Integration prob.: int [6 to 1] [x / sqrt x + 3] dx

[mooshupork34]

here's a problem that i'm having trouble with so if anyone could help, i'd appreciate.

the definite integral of 6 to 1 for the function x divided by the square root of x+3 represents an area and a net change.

i have to find out the following
a) the area of what?
b) the net change of what function?

 

[galactus]

Is this what you have:

\(\displaystyle \L\\\int_{1}^{6}\frac{x}{\sqrt{x+3}}dx\)

If so, let \(\displaystyle \L\\u=\sqrt{x+3}, \;\ du=\frac{1}{2\sqrt{x+3}}dx, \;\ 2du=\frac{1}{\sqrt{x+3}}dx\)

This is the area you're finding.

 

[mooshupork34]

Thanks! But how do you use the

2du = (1)/(square root of x + 3) to solve the problem?

 

[mooshupork34]

So here's what I got so far....and I don't know if this is correct.

I substituted sqrt[x+3] for you. Then, I got that du = 2 * sqrt[x+3] dx.

I realized that du is just 2 * u.

So then this left me with the integral of:

x/u multiplied by 2u

That's where I got stuck.

 

[galactus]

You got off on the wrong footing.

\(\displaystyle \L\\\int_{1}^{6}\frac{x}{\sqrt{x+3}}dx\)

We are going to use \(\displaystyle \L\\u=\sqrt{x+3}\) ...[1]

Differentiating, we get \(\displaystyle \L\\u=\frac{1}{2\sqrt{x+3}}dx\)..OK so far?.

Therefore, \(\displaystyle \L\\2du=\frac{1}{\sqrt{x+3}}dx\)...See?.


Solve [1] for x: \(\displaystyle \L\\x=u^{2}-3\)
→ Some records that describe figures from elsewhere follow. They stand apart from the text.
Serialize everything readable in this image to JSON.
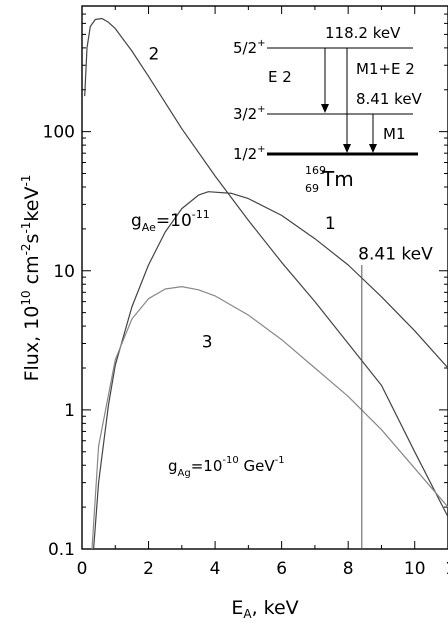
{
  "chart_data": {
    "type": "line",
    "xlabel_main": "E",
    "xlabel_sub": "A",
    "xlabel_rest": ", keV",
    "ylabel_parts": [
      "Flux, 10",
      "10",
      " cm",
      "-2",
      "s",
      "-1",
      "keV",
      "-1"
    ],
    "xlim": [
      0,
      11
    ],
    "ylim": [
      0.1,
      800
    ],
    "yscale": "log",
    "x_ticks": [
      0,
      2,
      4,
      6,
      8,
      10
    ],
    "x_tick_labels": [
      "0",
      "2",
      "4",
      "6",
      "8",
      "10"
    ],
    "y_ticks": [
      0.1,
      1,
      10,
      100
    ],
    "y_tick_labels": [
      "0.1",
      "1",
      "10",
      "100"
    ],
    "series": [
      {
        "name": "1",
        "color": "#444444",
        "x": [
          0.35,
          0.5,
          0.8,
          1.0,
          1.5,
          2.0,
          2.5,
          3.0,
          3.5,
          3.8,
          4.5,
          5.0,
          6.0,
          7.0,
          8.0,
          9.0,
          10.0,
          11.0
        ],
        "y": [
          0.1,
          0.3,
          1.1,
          2.1,
          5.5,
          11,
          19,
          28,
          35,
          37,
          36,
          33,
          25,
          17,
          11,
          6.5,
          3.7,
          2.0
        ]
      },
      {
        "name": "2",
        "color": "#444444",
        "x": [
          0.08,
          0.15,
          0.25,
          0.4,
          0.6,
          0.8,
          1.0,
          1.5,
          2.0,
          3.0,
          4.0,
          5.0,
          6.0,
          7.0,
          8.0,
          9.0,
          10.0,
          11.0
        ],
        "y": [
          180,
          400,
          570,
          640,
          650,
          610,
          550,
          380,
          250,
          105,
          48,
          23,
          11.5,
          6.0,
          3.0,
          1.5,
          0.5,
          0.17
        ]
      },
      {
        "name": "3",
        "color": "#888888",
        "x": [
          0.3,
          0.5,
          1.0,
          1.5,
          2.0,
          2.5,
          3.0,
          3.5,
          4.0,
          5.0,
          6.0,
          7.0,
          8.0,
          9.0,
          10.0,
          11.0
        ],
        "y": [
          0.1,
          0.55,
          2.3,
          4.5,
          6.3,
          7.4,
          7.7,
          7.3,
          6.6,
          4.8,
          3.2,
          2.0,
          1.25,
          0.72,
          0.38,
          0.2
        ]
      }
    ],
    "vline_x": 8.41,
    "annotations": [
      {
        "text": "1",
        "x": 7.3,
        "y": 20
      },
      {
        "text": "2",
        "x": 2.0,
        "y": 330
      },
      {
        "text": "3",
        "x": 3.6,
        "y": 2.8
      },
      {
        "text": "8.41 keV",
        "x": 8.3,
        "y": 12
      }
    ],
    "gAe": {
      "base": "g",
      "sub": "Ae",
      "rest": "=10",
      "sup": "-11"
    },
    "gAg": {
      "base": "g",
      "sub": "Ag",
      "rest": "=10",
      "sup": "-10",
      "unit": " GeV",
      "unit_sup": "-1"
    },
    "level_scheme": {
      "levels": [
        {
          "spin": "5/2",
          "parity": "+",
          "energy": "118.2 keV"
        },
        {
          "spin": "3/2",
          "parity": "+",
          "energy": "8.41 keV"
        },
        {
          "spin": "1/2",
          "parity": "+",
          "energy": ""
        }
      ],
      "transitions": [
        "E 2",
        "M1+E 2",
        "M1"
      ],
      "nucleus": {
        "mass": "169",
        "z": "69",
        "symbol": "Tm"
      }
    }
  }
}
As you can see(hopefully), you now have your substitutions:

Now, because of the this, we must change the limits of integration.

We have that x=1 and x=6:

\(\displaystyle \L\\u=\sqrt{1+3}=2\)
\(\displaystyle \L\\u=\sqrt{6+3}=3\)

Now, we have:

\(\displaystyle \L\\2\int_{2}^{3}(u^{2}-3)du\)